Extra hours and higher rates
It is also possible for a firm to recover damages in respect of any additional management time which has been paid for, over and above the usual remuneration of the employees concerned (for instance where employees have worked extra hours and/or at a higher hourly rate). In such circumstances it appears that it is not necessary also to demonstrate that there has been significant disruption to the business.
Investigations prior to the commencement of litigation
A distinction is conventionally drawn between investigations which are carried out by claimants prior to the commencement of proceedings (recoverable as damages) and those that were begun thereafter (irrecoverable as damages). Whilst it has long been an established principle that staff time diverted to deal with litigation in which the company/firm is involved is generally irrecoverable as damages (Cockburn v Edwards (1881), subject to the exceptions set out in the following bullet point), disallowing any claim for damages in respect of investigative or mitigation work done after the point at which proceedings are commenced is arguably a somewhat arbitrary approach and it is unclear whether it will be adopted in relation to more complex investigations which have multiple purposes.

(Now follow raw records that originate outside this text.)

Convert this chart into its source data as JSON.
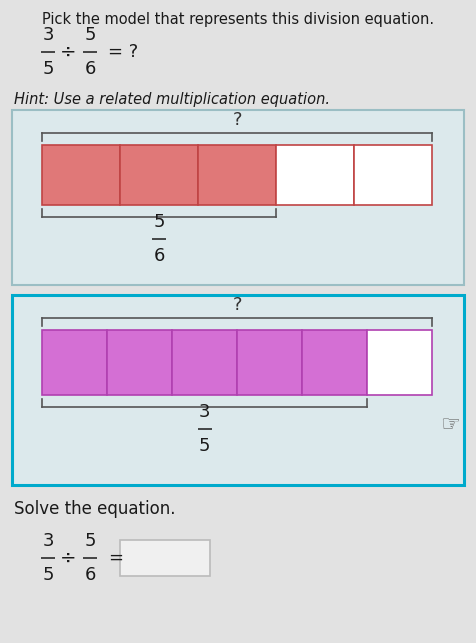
{
  "title": "Pick the model that represents this division equation.",
  "hint": "Hint: Use a related multiplication equation.",
  "solve_text": "Solve the equation.",
  "bg_color": "#e2e2e2",
  "box1": {
    "border_color": "#9bbec4",
    "bg_color": "#dce9ec",
    "total_segments": 5,
    "filled_segments": 3,
    "filled_color": "#e07878",
    "empty_color": "#ffffff",
    "border_seg_color": "#c04444",
    "bracket_num": "5",
    "bracket_den": "6",
    "bracket_covers": 3
  },
  "box2": {
    "border_color": "#00aacc",
    "bg_color": "#dce9ec",
    "total_segments": 6,
    "filled_segments": 5,
    "filled_color": "#d46fd4",
    "empty_color": "#ffffff",
    "border_seg_color": "#b040b0",
    "bracket_num": "3",
    "bracket_den": "5",
    "bracket_covers": 5
  },
  "answer_box_color": "#f0f0f0",
  "answer_box_border": "#bbbbbb"
}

Although the courts are increasingly adopting a more relaxed approach to the evidencing of claims for damages in respect of management time, it would be prudent to keep clear and contemporaneous records of the costs which are being claimed. It is important that anyone mounting a claim for wasted management time:
–– Identifies at an early stage which staff will be
performing the relevant tasks and justifies why this is so
–– Decides whether to respond to a 'disaster' by hiring new staff or diverting existing staff; consideration should be given to hiring new staff or paying existing staff to act outside their normal working hours for extra pay; whilst this might potentially be a more expensive option, the amounts paid will be recoverable in full without it being necessary to show that there has been disruption to the business or that existing staff have been diverted from their usual work
–– Adopts a thorough approach to documenting the cost of the work done contemporaneously or immediately after it has happened, in terms of hours spent by employees/ managers, the likely time spent going forward on remedial work if required, and the exact hourly rates claimed (ideally by producing and retaining payroll slips and time sheets); – a lack of such records may restrict recovery to nominal damages
–– If investigatory work is done, records the purpose of the investigation – it will not be recoverable if it is to prepare for litigation, but will be recoverable if it is to determine the nature/consequence of a wrong
–– Records the tasks that the employees/managers were unable to undertake (but would otherwise be performing) due to the work required to investigate or mitigate the loss
However, it is still worth bringing a claim even if contemporaneous records are not available, especially if the claim is small, as a court may accept retrospective evidence of the time which has been spent, in the form of witness and documentary evidence, as in AEW Architects and Bridge UK.COM Limited (although, as in the latter case, a discount may be applied).
The content of this article is intended to provide a general guide to the subject matter. Specialist advice should be sought about your specific circumstances.